Ama senza paura, non giudicare chi non è riuscito

L’amore è magia. Quando si trova, è come un dono del cielo.

Quel sentimento che ci rende forti e che ci permette di sentirci vivi.

Diventiamo romantici e la nostra anima sembra raggiungere l’estasi.

L’essere umano è in grado di creare amore e produrre energia positiva soddisfacente al proprio fabbisogno. La condivisione diventa vincente perché appaga tutto di noi.

Riempie gli spazi emotivi, che necessitano i sentimenti. Appaga il corpo creando la giusta chimica che noi chiamiamo amore.

Al di là dell’aspetto romantico, è importante ricordare la relazione tra mente e corpo.

Tutta questione di Feromoni che proviamo con le farfalle nello stomaco. Grazie all’olfatto e al gusto che ci innamoriamo con un bacio.

Il lavoro non è amare, ma rendere pratica la convivenza dei sentimenti. Quell’’organizzazione perfetta che permette a due persone di amare se stessi e gli altri allo stesso modo.

Non è la volontà che rende possibile ma la capacità di amare che rende grande una relazione.

A volte siamo amati per quello che diamo non per quello che siamo.

Mi vengono in mente le parole di William Shakespeare “ama chi ti ama non amare chi ti sfugge, ama quel cuore che per te si strugge… Non t’ama chi amor ti dice ma t’ama chi ti guarda e tace”.

Siamo arrivati a non riuscire a farlo. La paura di soffrire ci limita.

Preferiamo isolare e criticare chi ci prova.

A volte essere noi stessi diventa un ingombro per chi decide di contenere.

Diventa un difetto se ad amare si è da soli. Ci s’innamora più dell’idea che della persona.

Se poi ci si affida e ci sentiamo trattenuti e non sostenuti, diventa una trappola da cui è difficile uscire.

Se non si è liberi in due, qualcosa non va e nasce il conflitto. Le diversità diventano un peso. A quel punto nulla più potrà andare bene. Per ogni cosa che accade, ci sentiamo toccati nel profondo.

Così si arriva a giudicare. Puntando un dito verso un argomento, non considerando che, tre dita sono sempre rivolte, verso di noi.

Chissà che a ogni giudizio e chiusura verso gli altri, corrispondano tre cose che non abbiamo risolto con noi stessi.

Quello che noi reprimiamo, lo trasformiamo in giudizio.

Non mi piace e quindi non lo tollero è un retro-pensiero che colpisce soprattutto i più generosi. Dopo essere stati feriti, passano il tempo a scegliere, di essere buoni, ma con il desiderio di vedere un giorno la giustizia in tutte le cose.

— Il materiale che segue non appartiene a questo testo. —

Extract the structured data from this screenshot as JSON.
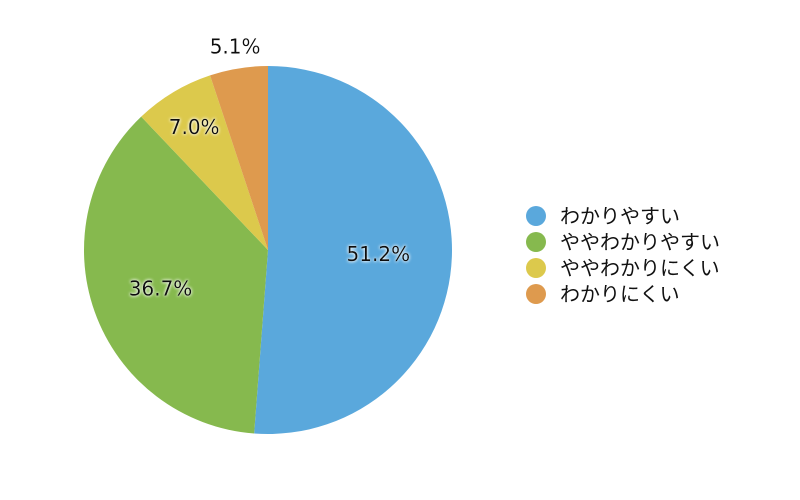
{
  "chart_data": {
    "type": "pie",
    "categories": [
      "わかりやすい",
      "ややわかりやすい",
      "ややわかりにくい",
      "わかりにくい"
    ],
    "values": [
      51.2,
      36.7,
      7.0,
      5.1
    ],
    "value_labels": [
      "51.2%",
      "36.7%",
      "7.0%",
      "5.1%"
    ],
    "colors": [
      "#5aa8dc",
      "#86b94e",
      "#dcc94c",
      "#de9a4e"
    ],
    "start": "top",
    "direction": "clockwise",
    "legend_position": "right",
    "title": ""
  }
}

Intolleranza. Crescono a dismisura i casi di persone che l’hanno trasformato in alimentare.

Stiamo rifiutando. Noi stessi.

Dal momento in cui si hanno dei dubbi, è perché non è “vero amore”.

Forse siamo saturi di qualcosa che non riusciamo a riconoscere in noi e quindi lo attribuiamo agli altri.

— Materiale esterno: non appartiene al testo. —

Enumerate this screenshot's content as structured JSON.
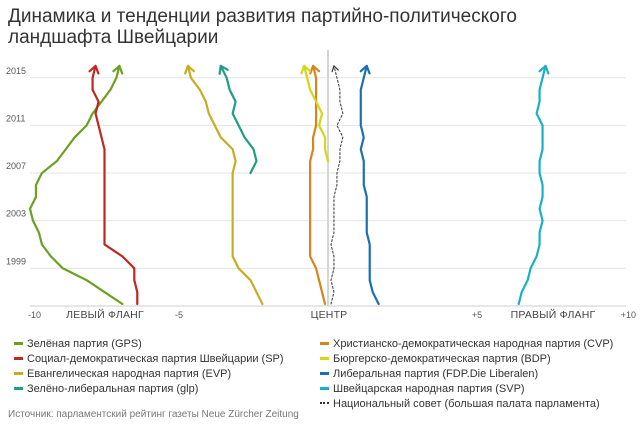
{
  "title": "Динамика и тенденции развития партийно-политического ландшафта Швейцарии",
  "source": "Источник: парламентский рейтинг газеты Neue Zürcher Zeitung",
  "axis": {
    "left_word": "ЛЕВЫЙ ФЛАНГ",
    "center_word": "ЦЕНТР",
    "right_word": "ПРАВЫЙ ФЛАНГ"
  },
  "chart_data": {
    "type": "line",
    "title": "Динамика и тенденции развития партийно-политического ландшафта Швейцарии",
    "xlabel": "",
    "ylabel": "",
    "xlim": [
      -10,
      10
    ],
    "ylim": [
      1996,
      2017
    ],
    "x_ticks": [
      {
        "value": -10,
        "label": "-10"
      },
      {
        "value": -5,
        "label": "-5"
      },
      {
        "value": 5,
        "label": "+5"
      },
      {
        "value": 10,
        "label": "+10"
      }
    ],
    "y_ticks": [
      {
        "value": 1999,
        "label": "1999"
      },
      {
        "value": 2003,
        "label": "2003"
      },
      {
        "value": 2007,
        "label": "2007"
      },
      {
        "value": 2011,
        "label": "2011"
      },
      {
        "value": 2015,
        "label": "2015"
      }
    ],
    "grid": true,
    "legend_position": "bottom",
    "years": [
      1996,
      1997,
      1998,
      1999,
      2000,
      2001,
      2002,
      2003,
      2004,
      2005,
      2006,
      2007,
      2008,
      2009,
      2010,
      2011,
      2012,
      2013,
      2014,
      2015,
      2016
    ],
    "series": [
      {
        "name": "Зелёная партия (GPS)",
        "color": "#6aa121",
        "column": 0,
        "dashed": false,
        "x": [
          -6.9,
          -7.5,
          -8.1,
          -8.9,
          -9.3,
          -9.6,
          -9.7,
          -9.9,
          -10.0,
          -9.8,
          -9.8,
          -9.6,
          -9.1,
          -8.8,
          -8.5,
          -8.1,
          -7.9,
          -7.6,
          -7.3,
          -7.1,
          -7.0
        ]
      },
      {
        "name": "Социал-демократическая партия Швейцарии (SP)",
        "color": "#c0271e",
        "column": 0,
        "dashed": false,
        "x": [
          -6.4,
          -6.4,
          -6.5,
          -6.5,
          -6.9,
          -7.5,
          -7.5,
          -7.5,
          -7.5,
          -7.5,
          -7.5,
          -7.5,
          -7.5,
          -7.5,
          -7.6,
          -7.7,
          -7.8,
          -7.7,
          -7.9,
          -7.9,
          -7.8
        ]
      },
      {
        "name": "Евангелическая народная партия (EVP)",
        "color": "#c7ad1f",
        "column": 0,
        "dashed": false,
        "x": [
          -2.2,
          -2.4,
          -2.6,
          -3.0,
          -3.2,
          -3.2,
          -3.2,
          -3.2,
          -3.2,
          -3.2,
          -3.2,
          -3.2,
          -3.1,
          -3.2,
          -3.6,
          -3.8,
          -4.0,
          -4.1,
          -4.3,
          -4.6,
          -4.7
        ]
      },
      {
        "name": "Зелёно-либеральная партия (glp)",
        "color": "#1f9e82",
        "column": 0,
        "dashed": false,
        "x": null,
        "x_partial": {
          "from_year": 2007,
          "values": [
            -2.6,
            -2.4,
            -2.5,
            -2.8,
            -3.0,
            -3.2,
            -3.1,
            -3.3,
            -3.4,
            -3.6
          ]
        }
      },
      {
        "name": "Христианско-демократическая народная партия (CVP)",
        "color": "#d2861b",
        "column": 1,
        "dashed": false,
        "x": [
          -0.1,
          -0.2,
          -0.3,
          -0.4,
          -0.6,
          -0.6,
          -0.6,
          -0.6,
          -0.6,
          -0.6,
          -0.6,
          -0.6,
          -0.6,
          -0.5,
          -0.5,
          -0.4,
          -0.4,
          -0.4,
          -0.4,
          -0.4,
          -0.5
        ]
      },
      {
        "name": "Бюргерско-демократическая партия (BDP)",
        "color": "#d7d41a",
        "column": 1,
        "dashed": false,
        "x": null,
        "x_partial": {
          "from_year": 2008,
          "values": [
            0.0,
            -0.1,
            -0.1,
            -0.3,
            -0.2,
            -0.4,
            -0.6,
            -0.7,
            -0.8
          ]
        }
      },
      {
        "name": "Либеральная партия (FDP.Die Liberalen)",
        "color": "#1b6fb5",
        "column": 1,
        "dashed": false,
        "x": [
          1.7,
          1.5,
          1.4,
          1.4,
          1.4,
          1.4,
          1.3,
          1.3,
          1.3,
          1.3,
          1.2,
          1.2,
          1.2,
          1.1,
          1.2,
          1.1,
          1.1,
          1.1,
          1.1,
          1.2,
          1.3
        ]
      },
      {
        "name": "Швейцарская народная партия (SVP)",
        "color": "#1bafc6",
        "column": 1,
        "dashed": false,
        "x": [
          6.4,
          6.5,
          6.7,
          6.8,
          7.0,
          7.1,
          7.1,
          7.2,
          7.1,
          7.2,
          7.2,
          7.1,
          7.1,
          7.2,
          7.2,
          7.2,
          7.0,
          7.1,
          7.1,
          7.2,
          7.3
        ]
      },
      {
        "name": "Национальный совет (большая палата парламента)",
        "color": "#333333",
        "column": 1,
        "dashed": true,
        "x": [
          0.1,
          0.2,
          0.1,
          0.2,
          0.2,
          0.1,
          0.2,
          0.2,
          0.2,
          0.2,
          0.3,
          0.3,
          0.4,
          0.4,
          0.5,
          0.3,
          0.5,
          0.4,
          0.4,
          0.3,
          0.2
        ]
      }
    ]
  }
}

La debolezza ci spaventa. Vogliamo sentire forza. Non possiamo affidarci a chi sentiamo fragile.

C’è, sempre qualcuno o qualcosa, che comanda.

Chi lo fa, deve avere polso. Chi invece segue, ha bisogno d’istruzioni.

Non importa quale sia la direzione.

Tanto da qualche parte si deve andare. Importante che chi urla e sovrasta sia in grado di illuderci.

Sino a quando non arrivano doveri e limiti. L’emozione cambia. La delusione cresce. Il dolore si espande. La rabbia prende spazio nella nostra vita.

Qui abbiamo bisogno di credere.

L’amore è un’illusione se non la rendiamo reale. Come in tutte le cose non basta crederci, è necessario lavorarci.

La ricerca dell’amore come della libertà va fatta dentro di noi.

Io mi amo è il primo obiettivo. Io ti rispetto, è il companatico che non va mai da solo.

Insieme questi due sentimenti possono aiutare a vivere la propria vita, in condivisione con tutti.

Senza invidia per chi possiede più di noi. Senza voglia di avere e non fare, perché si tradisce il primo passo. Per amare il prossimo, parti da te stesso. Il lavoro è veramente tanto e non finisce mai. Quando pensi di aver finito, sta iniziando un nuovo cammino.

Questo è il gioco che si sta svolgendo intorno a noi. A noi la scelta.

La mia regola che mi piace dispensare è : “Ama, chi non ha paura, d’amare. Premia chi ha provato a farlo. Non giudicare chi non è riuscito.”